ALBANY — The head of the New York State Sheriffs Association said Monday that county jails have been given no clear guidance from the state as to when the thousands of prisoners housed in those facilities will qualify for COVID-19 vaccinations.

“We have asked, and we did not get an answer,” said Peter Kehoe, director of the sheriffs’ group.

Kehoe said he telephoned the office of state Health Commissioner Howard Zucker last month. “They said, ‘Put it in an email to the commissioner, and we’ll get back to you.’ That was more than two weeks ago, and they have not even acknowledged the question.”

“It’s ridiculous,” added Kehoe, who has led the sheriffs’ group for four decades.

Meanwhile, he said, many sheriffs are frustrated over not knowing when and where they will get dosages of the vaccine for their personnel. First responders, including police officers and sheriff’s department personnel, have been placed in the state’s second highest priority group for getting the vaccine, dubbed 1B.

In response to questions relating to statements by Kehoe and upstate sheriffs, Jill Montag, a spokeswoman for Zucker’s agency, said the Health Department has been working with the state Department of Correctional Services and Community Supervision “to develop a plan as part of the New York State COVID-19 Vaccination Program that was previously announced for the incarcerated population, including those 75 and older.”

DOCCS is the agency that runs the state prisons. It has no oversight of the county jails in New York, which are administered by independently elected sheriffs. The Health Department has had a key role in developing the vaccination priority groupings.

Montag provided no information as to where the county jail prisoners will fit in in the vaccination priority groups.

Kehoe said because the prisoners are living in what amounts to a congregate care facility, where a virus could spread rapidly from one person to the next, it would be prudent to consider them a vulnerable population that should be inoculated early in the program.

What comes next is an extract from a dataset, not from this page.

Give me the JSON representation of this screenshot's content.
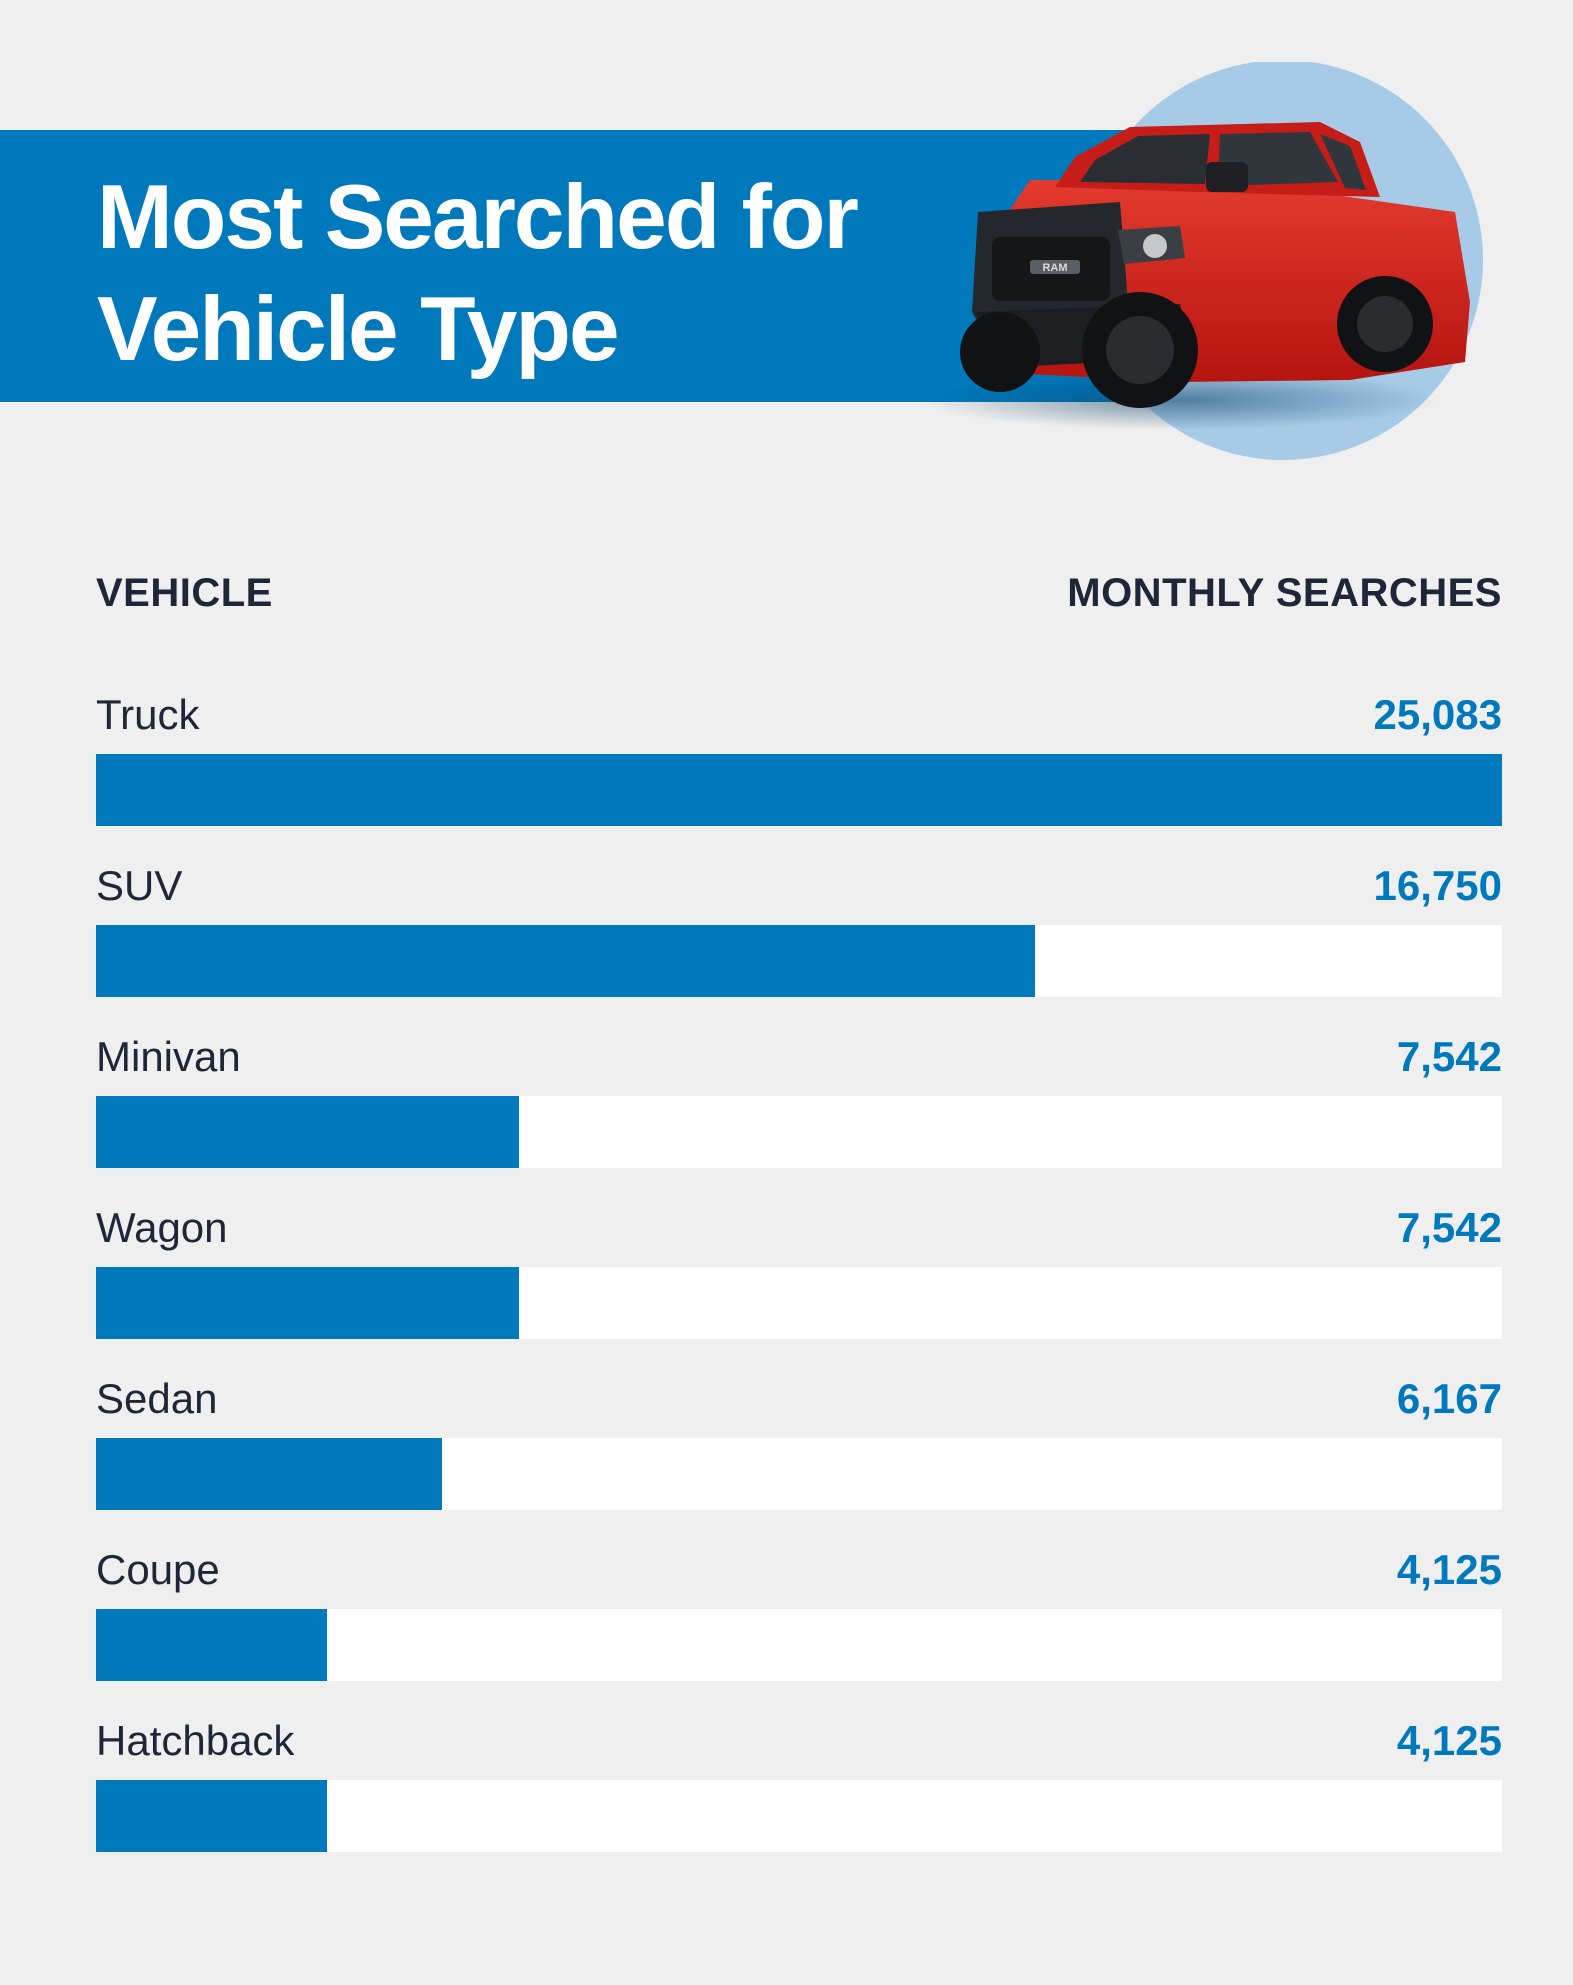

“We have people all over the state ready to administer it but they have no clue as to when or where they will get the vaccine,” said Kehoe.

Contacted in Delhi, Delaware County Craig DuMond said his department has succeeded in keeping the coronavirus out of the prisoner population by stopping all visits to the incarcerated population throughout the pandemic.

“We have received zero guidance from the state as far as vaccinations of inmates is concerned,” DuMond said.

In Plattsburgh, Clinton County Sheriff David Favro called the state’s vaccine rollout “a mess,” noting the guidance has changed abruptly in recent weeks and still offers no signals as to when the prisoner population will be eligible for the shots.

The North Country, Favro said, has various layers of law enforcement officers, ranging from U.S. Border Patrol agents to state troopers to local police. “Nobody has gotten vaccines,” he said.

Favro said tight restrictions on prisoner movements have helped to minimize the risk within the local jail. “Why waste the vaccine (on prisoners) when you have elderly people who need to have medical procedures or need to have their eyes checked or go out to get medications?” he asked.

On a related front, the influential chairman of the state Senate Health Committee, Sen. Gustavo Rivera, D-the Bronx, called for improvements in the Cuomo administration’s vaccine program.

“We need decisive action that is driven by data and cooperation, not political showmanship,” Rivera said.

Rivera said the state should make all of its vaccine data “transparent” and offer the public “timely notice” each time the program is adjusted.

Gov. Andrew Cuomo has said the demand for vaccine doses is outpacing what is being supplied to the state. New York is now limited to 300,000 dose of the vaccines each week.